Inside and Outside – Yongshin Cho
2021 Solo Exhibition
November 1 – November 27, 2021
The Riverside Gallery will be having a special exhibition from November 1 to 27, which will be a solo exhibition of the video artist Yongshin Cho, titled Inside and Outside. It is hoped that the content of the work as intended by the artist will make encounter with the audience through this exhibition. This exhibition consists of video art installations, which explore bodies and the expressions of human beings in heterogeneous environments. In the darkened space of the exhibition hall, the images of ten male and female bodies appear along the walls with the presence of whispering sounds. Numerous hands of strangers repeatedly appear and disappear, moving in waves over the bodies and faces.
Video Installation Touch & Contact 2021
The expression-less figures in the videos contain their nervousness and embarrassment about the movement of strange hands and, at the same time, suppress their curiosity and expectations regarding the possibility of communication with a new world.
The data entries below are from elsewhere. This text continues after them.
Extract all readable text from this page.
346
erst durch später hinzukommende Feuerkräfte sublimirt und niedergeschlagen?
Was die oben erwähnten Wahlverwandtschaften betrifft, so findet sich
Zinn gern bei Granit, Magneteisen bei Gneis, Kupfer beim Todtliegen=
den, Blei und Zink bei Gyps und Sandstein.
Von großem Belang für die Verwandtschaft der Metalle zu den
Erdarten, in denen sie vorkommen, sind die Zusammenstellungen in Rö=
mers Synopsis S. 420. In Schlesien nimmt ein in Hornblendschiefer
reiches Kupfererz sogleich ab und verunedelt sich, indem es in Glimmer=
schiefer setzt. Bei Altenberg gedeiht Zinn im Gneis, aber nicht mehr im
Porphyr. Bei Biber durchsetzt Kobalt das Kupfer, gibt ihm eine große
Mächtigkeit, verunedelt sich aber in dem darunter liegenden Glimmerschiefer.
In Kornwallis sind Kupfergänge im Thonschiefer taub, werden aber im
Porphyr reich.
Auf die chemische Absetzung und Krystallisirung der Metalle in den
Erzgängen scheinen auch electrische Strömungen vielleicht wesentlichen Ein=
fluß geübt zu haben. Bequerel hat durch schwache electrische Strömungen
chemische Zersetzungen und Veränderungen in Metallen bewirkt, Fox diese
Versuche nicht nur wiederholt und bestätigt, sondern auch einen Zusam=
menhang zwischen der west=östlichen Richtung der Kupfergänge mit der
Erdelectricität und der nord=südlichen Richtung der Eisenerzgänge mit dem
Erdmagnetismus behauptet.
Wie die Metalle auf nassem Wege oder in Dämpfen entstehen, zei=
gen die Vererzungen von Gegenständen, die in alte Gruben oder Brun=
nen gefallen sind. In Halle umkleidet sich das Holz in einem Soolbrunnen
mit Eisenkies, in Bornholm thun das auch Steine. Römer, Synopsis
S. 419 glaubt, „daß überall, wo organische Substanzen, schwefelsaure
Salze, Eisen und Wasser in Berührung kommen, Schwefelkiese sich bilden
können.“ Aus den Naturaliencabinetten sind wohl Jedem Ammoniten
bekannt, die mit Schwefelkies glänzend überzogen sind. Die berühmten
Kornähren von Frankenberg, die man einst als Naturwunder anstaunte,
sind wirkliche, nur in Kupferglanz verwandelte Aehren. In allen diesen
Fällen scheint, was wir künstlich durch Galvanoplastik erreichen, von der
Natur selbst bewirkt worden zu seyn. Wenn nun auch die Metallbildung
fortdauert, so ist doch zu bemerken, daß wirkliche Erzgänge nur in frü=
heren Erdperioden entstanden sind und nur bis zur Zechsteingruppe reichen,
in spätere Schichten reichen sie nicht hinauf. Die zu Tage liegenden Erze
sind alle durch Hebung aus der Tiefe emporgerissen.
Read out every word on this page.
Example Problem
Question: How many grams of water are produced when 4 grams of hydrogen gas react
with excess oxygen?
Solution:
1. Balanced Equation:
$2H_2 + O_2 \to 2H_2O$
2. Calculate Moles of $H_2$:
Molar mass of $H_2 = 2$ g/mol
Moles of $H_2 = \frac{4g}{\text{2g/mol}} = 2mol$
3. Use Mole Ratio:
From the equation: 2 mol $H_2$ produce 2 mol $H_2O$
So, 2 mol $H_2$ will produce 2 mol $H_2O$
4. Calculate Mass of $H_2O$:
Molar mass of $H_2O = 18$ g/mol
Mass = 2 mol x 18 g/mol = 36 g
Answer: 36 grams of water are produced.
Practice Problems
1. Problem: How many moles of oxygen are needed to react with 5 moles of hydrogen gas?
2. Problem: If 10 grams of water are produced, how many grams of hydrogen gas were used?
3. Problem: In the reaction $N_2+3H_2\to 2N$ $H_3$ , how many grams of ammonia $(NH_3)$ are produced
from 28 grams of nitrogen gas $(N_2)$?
They are ordinary people who volunteered to be participants in these works of art. The artist used cameras to observe the individuals’ responses to the unfamiliar environment.
Video Installation Hands in Clock 2021
These are part of the larger works by the artist focusing on the tensions and conflicts between the social structures and individuals. Although individuals create social structures, they ironically try to break free from them. History records this resistance against and adaptation to the social structures. Rather than being merely observers of the figures, the audience can become the figures themselves. The title of the exhibition, “Inside and Outside,” symbolically points to these relations.
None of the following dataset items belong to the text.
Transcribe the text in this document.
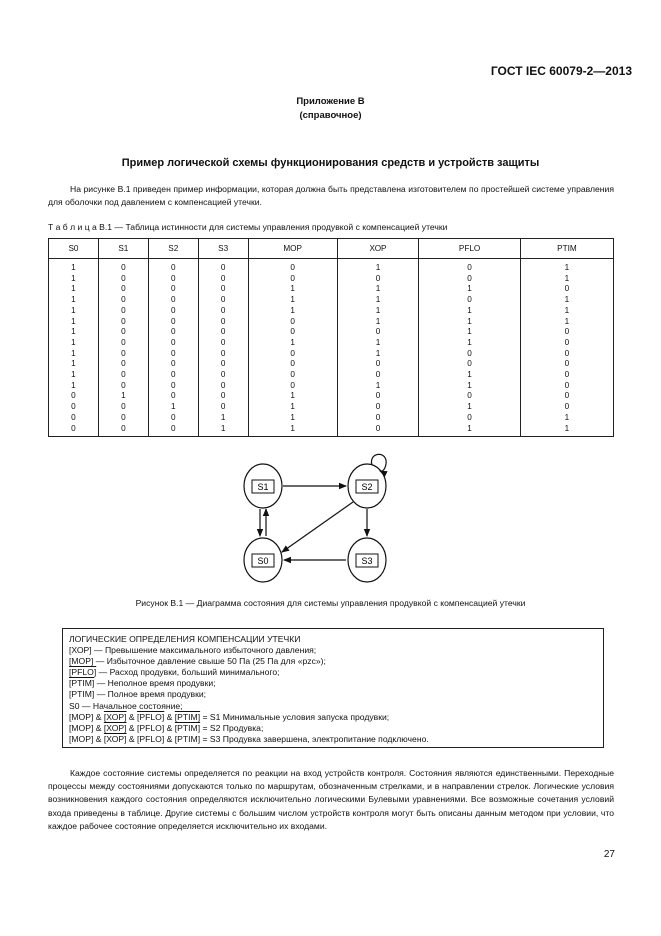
ГОСТ IEC 60079-2—2013
Приложение В
(справочное)
Пример логической схемы функционирования средств и устройств защиты
На рисунке В.1 приведен пример информации, которая должна быть представлена изготовителем по простейшей системе управления для оболочки под давлением с компенсацией утечки.
Т а б л и ц а В.1 — Таблица истинности для системы управления продувкой с компенсацией утечки
S0	S1	S2	S3	МОР	ХОР	PFLO	PTIM
1	0	0	0	0	1	0	1
1	0	0	0	0	0	0	1
1	0	0	0	1	1	1	0
1	0	0	0	1	1	0	1
1	0	0	0	1	1	1	1
1	0	0	0	0	1	1	1
1	0	0	0	0	0	1	0
1	0	0	0	1	1	1	0
1	0	0	0	0	1	0	0
1	0	0	0	0	0	0	0
1	0	0	0	0	0	1	0
1	0	0	0	0	1	1	0
0	1	0	0	1	0	0	0
0	0	1	0	1	0	1	0
0	0	0	1	1	0	0	1
0	0	0	1	1	0	1	1
S1	S2
S0	S3
Рисунок В.1 — Диаграмма состояния для системы управления продувкой с компенсацией утечки
ЛОГИЧЕСКИЕ ОПРЕДЕЛЕНИЯ КОМПЕНСАЦИИ УТЕЧКИ
[ХОР] — Превышение максимального избыточного давления;
[МОР] — Избыточное давление свыше 50 Па (25 Па для «pzc»);
[PFLO] — Расход продувки, больший минимального;
[PTIM] — Неполное время продувки;
[PTIM] — Полное время продувки;
S0 — Начальное состояние;
[МОР] & [ХОР] & [PFLO] & [PTIM] = S1 Минимальные условия запуска продувки;
[МОР] & [ХОР] & [PFLO] & [PTIM] = S2 Продувка;
[МОР] & [ХОР] & [PFLO] & [PTIM] = S3 Продувка завершена, электропитание подключено.
Каждое состояние системы определяется по реакции на вход устройств контроля. Состояния являются единственными. Переходные процессы между состояниями допускаются только по маршрутам, обозначенным стрелками, и в направлении стрелок. Логические условия возникновения каждого состояния определяются исключительно логическими Булевыми уравнениями. Все возможные сочетания условий входа приведены в таблице. Другие системы с большим числом устройств контроля могут быть описаны данным методом при условии, что каждое рабочее состояние определяется исключительно их входами.
27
The bodies in Cho’s video arts are well known for their exquisite aesthetics of balanced light and darkness. The images of the bodies moving within the boundaries between natural colors and restrained black and white tones evoke mysterious emotions among the audience. The images, which are like moving paintings in the darkness, cause mixed feelings in the audience as they enter the dark and unfamiliar space of the exhibition hall.
Yongshin Cho is a renowned video artist who acquired a reputation in France while he was working there as a young person. Cho has worked in Paris, Seoul, and New York after studying plastic arts at Université Paris-VIII. His works have been shown around the world in countries.
Together with the works of Nam June Paik and Bill Viola, his work “Beautiful Is a Man Who Resists” was shown at the 15th International Video and Multimedia Art Festival Videoformes at Clermont-Ferrand. He gave the opening performance and exhibited his multi-screen video installations at the festival. He was supported by Samsung Cultural Foundation, and was invited to show his works at Pompidou Centre, Gentilly International Video Festival (France), International Video & Technology Art Festival (France), Gwangju Biennal (Korea), ARCO International Art Fair (Spain), FIAC Art Fair (France), Doryun Contemporary Museum of Art (China), and other galleries. He now focuses on developing virtual reality x-box story.